Todos têm preocupações; elas são naturais do ser humano. No entanto, quando causam sofrimento e prejudicam a funcionalidade do indivíduo, pode ser transtorno de ansiedade generalizada. Um dos transtornos de ansiedade, o TAG tem como principais características preocupações constantes, que acompanham o indivíduo diariamente, sobre diversas esferas da vida, como saúde, finanças, relacionamentos, estudos, trabalho e incertezas do futuro. Geralmente são acompanhadas por dificuldades de sono, prejuízo na atenção, na concentração e na alimentação.

Nesta entrevista, a psicóloga Francine Guimarães Gonçalves aprofunda o assunto.

Graduada pela Pontifícia Universidade Católica do Rio Grande do Sul (PUCRS), ela é especialista em terapia cognitivo-comportamental pelo Instituto da Família de Porto Alegre (INFAPA); mestra em ciências médicas (psiquiatria) pela Universidade Federal do Rio Grande do Sul (UFRGS), onde também fez doutorado em ciências do comportamento e psiquiatria, com tese sobre o TAG. É professora de cursos de pós-graduação em TCC e atua na área da psicologia clínica individual e em grupo.

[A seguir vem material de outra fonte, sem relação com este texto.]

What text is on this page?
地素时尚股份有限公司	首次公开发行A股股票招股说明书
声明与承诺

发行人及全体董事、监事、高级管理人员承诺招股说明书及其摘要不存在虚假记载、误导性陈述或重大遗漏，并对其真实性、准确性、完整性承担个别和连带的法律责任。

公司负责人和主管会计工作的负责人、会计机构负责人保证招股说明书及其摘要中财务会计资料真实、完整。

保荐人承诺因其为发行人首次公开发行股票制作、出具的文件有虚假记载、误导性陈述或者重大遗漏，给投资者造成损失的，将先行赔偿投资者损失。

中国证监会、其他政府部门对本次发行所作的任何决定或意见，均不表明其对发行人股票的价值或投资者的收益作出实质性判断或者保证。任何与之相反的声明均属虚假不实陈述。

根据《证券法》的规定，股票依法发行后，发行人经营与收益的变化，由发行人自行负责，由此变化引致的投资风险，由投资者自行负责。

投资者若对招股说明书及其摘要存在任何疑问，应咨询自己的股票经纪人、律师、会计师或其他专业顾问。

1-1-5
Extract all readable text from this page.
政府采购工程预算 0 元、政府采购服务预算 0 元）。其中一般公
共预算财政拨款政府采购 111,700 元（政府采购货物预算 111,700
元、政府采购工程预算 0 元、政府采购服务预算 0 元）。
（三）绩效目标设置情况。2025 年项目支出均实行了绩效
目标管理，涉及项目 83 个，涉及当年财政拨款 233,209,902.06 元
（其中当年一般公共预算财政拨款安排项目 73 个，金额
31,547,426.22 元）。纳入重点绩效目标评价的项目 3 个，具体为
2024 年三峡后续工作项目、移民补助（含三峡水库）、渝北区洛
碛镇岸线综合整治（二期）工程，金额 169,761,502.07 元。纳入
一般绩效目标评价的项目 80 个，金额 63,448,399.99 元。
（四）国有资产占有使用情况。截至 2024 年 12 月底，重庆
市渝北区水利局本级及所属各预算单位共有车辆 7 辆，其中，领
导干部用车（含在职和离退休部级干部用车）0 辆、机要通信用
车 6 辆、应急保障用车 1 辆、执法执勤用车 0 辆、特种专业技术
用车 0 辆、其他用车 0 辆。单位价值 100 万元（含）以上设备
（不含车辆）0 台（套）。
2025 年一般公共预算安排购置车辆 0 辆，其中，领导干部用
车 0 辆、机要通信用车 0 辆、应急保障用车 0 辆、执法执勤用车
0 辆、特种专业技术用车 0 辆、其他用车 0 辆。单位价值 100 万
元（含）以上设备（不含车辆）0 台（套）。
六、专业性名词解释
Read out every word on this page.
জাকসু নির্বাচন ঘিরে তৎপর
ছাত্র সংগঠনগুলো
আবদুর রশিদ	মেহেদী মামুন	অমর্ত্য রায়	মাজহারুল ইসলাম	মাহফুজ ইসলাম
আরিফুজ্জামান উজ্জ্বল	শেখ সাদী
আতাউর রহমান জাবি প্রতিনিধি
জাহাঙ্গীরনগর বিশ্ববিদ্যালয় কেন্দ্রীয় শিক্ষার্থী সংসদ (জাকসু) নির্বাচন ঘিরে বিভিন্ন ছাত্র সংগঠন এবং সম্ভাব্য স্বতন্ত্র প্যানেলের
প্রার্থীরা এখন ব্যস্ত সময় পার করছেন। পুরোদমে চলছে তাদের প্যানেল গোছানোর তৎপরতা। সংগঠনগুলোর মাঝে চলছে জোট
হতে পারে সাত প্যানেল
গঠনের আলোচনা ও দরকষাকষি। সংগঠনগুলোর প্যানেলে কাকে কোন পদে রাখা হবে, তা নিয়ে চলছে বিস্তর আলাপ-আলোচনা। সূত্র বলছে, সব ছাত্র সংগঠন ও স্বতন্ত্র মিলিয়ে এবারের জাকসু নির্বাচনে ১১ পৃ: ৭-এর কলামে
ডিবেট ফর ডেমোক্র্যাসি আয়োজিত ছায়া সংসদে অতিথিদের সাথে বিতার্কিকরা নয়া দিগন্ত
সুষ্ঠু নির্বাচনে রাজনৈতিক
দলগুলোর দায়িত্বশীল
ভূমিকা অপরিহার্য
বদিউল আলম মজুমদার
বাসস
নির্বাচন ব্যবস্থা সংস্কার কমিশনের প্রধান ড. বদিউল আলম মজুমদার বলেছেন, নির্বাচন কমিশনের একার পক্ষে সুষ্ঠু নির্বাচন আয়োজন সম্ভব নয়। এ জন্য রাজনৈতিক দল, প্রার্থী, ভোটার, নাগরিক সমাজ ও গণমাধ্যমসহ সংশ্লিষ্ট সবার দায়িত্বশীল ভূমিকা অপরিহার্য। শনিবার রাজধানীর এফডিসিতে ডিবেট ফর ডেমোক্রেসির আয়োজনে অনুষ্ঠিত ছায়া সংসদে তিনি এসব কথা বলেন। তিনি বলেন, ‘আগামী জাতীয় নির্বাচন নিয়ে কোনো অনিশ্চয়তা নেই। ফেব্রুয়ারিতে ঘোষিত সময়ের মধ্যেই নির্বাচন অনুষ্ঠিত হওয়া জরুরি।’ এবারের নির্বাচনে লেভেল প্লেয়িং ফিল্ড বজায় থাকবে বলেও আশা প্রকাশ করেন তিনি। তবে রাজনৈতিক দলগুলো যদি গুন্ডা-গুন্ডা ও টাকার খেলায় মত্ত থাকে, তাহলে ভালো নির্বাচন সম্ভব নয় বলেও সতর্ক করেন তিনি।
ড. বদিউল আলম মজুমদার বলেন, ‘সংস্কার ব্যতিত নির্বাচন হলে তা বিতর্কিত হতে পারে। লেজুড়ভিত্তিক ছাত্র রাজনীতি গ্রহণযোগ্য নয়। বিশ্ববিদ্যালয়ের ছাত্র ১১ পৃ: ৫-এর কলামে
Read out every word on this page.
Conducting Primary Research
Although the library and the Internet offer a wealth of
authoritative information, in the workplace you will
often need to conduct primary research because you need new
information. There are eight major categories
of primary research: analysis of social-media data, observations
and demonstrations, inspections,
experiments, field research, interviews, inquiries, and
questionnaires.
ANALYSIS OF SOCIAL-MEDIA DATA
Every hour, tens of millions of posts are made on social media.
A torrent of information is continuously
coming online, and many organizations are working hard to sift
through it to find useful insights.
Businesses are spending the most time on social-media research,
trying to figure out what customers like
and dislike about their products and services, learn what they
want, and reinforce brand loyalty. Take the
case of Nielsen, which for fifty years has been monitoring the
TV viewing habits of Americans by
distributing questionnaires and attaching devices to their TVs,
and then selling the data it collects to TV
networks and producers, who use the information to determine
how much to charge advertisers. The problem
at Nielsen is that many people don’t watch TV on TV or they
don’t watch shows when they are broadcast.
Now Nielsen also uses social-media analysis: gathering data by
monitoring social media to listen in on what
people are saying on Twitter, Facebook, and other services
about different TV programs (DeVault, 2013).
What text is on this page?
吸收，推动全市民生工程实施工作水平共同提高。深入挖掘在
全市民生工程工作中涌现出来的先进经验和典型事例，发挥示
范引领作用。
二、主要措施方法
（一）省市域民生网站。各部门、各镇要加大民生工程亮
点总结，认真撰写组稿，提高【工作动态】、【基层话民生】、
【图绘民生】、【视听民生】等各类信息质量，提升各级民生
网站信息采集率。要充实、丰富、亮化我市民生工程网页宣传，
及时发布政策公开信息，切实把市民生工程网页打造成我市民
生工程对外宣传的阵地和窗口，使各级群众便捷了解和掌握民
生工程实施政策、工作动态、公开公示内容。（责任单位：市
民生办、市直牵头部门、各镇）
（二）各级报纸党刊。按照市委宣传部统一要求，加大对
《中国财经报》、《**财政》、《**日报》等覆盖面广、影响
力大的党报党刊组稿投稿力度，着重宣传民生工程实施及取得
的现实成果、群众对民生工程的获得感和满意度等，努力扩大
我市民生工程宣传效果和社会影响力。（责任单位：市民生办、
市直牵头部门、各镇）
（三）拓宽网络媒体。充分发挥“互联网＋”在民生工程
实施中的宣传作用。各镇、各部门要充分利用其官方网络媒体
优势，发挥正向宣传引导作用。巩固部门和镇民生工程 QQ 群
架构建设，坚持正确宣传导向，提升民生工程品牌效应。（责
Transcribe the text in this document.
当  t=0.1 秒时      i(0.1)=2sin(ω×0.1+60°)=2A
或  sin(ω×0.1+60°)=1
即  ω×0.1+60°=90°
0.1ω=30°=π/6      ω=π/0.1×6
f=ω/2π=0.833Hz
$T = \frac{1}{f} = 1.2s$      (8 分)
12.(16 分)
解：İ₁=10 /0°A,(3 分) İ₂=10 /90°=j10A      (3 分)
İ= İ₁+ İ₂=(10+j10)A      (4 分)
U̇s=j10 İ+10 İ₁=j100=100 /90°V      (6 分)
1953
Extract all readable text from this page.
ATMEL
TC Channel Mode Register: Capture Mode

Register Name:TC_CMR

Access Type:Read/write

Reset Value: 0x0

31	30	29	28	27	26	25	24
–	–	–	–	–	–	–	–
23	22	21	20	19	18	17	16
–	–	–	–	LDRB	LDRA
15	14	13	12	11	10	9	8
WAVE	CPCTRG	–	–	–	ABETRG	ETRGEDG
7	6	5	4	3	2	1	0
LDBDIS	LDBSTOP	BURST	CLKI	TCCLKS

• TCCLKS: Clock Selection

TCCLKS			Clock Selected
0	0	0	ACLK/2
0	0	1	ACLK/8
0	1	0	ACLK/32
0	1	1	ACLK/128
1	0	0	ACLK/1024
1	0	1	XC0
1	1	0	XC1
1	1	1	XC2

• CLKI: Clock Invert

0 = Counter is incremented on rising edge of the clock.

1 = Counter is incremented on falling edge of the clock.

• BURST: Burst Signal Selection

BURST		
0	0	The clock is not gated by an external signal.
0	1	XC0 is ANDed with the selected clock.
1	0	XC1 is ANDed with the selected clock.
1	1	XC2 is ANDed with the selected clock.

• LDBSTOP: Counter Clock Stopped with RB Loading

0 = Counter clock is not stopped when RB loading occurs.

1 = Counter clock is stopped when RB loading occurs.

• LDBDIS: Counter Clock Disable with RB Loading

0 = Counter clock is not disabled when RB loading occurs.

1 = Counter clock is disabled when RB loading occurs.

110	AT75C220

Francine é autora do livro ‘O que você precisa saber sobre TAG e tem medo de perguntar’, da Sinopsys Editora, que visa a psicoeducar o leitor sobre o transtorno de ansiedade generalizada. Por meio de linguagem clara, objetiva e acessível a todos que tenham interesse em entender um pouco mais sobre o tema, aborda caracterização da ansiedade, sintomas, consequências, ferramentas de manejo e possibilidades de tratamento. Oferece ferramentas para a diminuição e manejo dos sintomas de ansiedade, bem como possibilidades de tratamento.

Quais são as principais características do TAG?

Suas principais características são preocupações constantes, que acompanham a pessoa diariamente, sobre vários domínios. Desde as maiores preocupações da vida, como saúde, finanças, relacionamentos e incertezas do futuro, até dúvidas sobre o dia a dia, como chegar no horário, entregar trabalhos e o que o outro pensa sobre mim. Todos nós temos preocupações, mas no TAG tem um prejuízo funcional. São aquelas pessoas que, junto com as preocupações, muitas vezes, têm dificuldades de sono, cognitivas, prejuízo na atenção, na concentração e até na alimentação. De acordo com os critérios diagnósticos, essas preocupações que causam prejuízo e sofrimento têm que acompanhar o indivíduo por pelo menos seis meses. Embora nós saibamos que são pessoas que carregam isso grande parte de sua vida.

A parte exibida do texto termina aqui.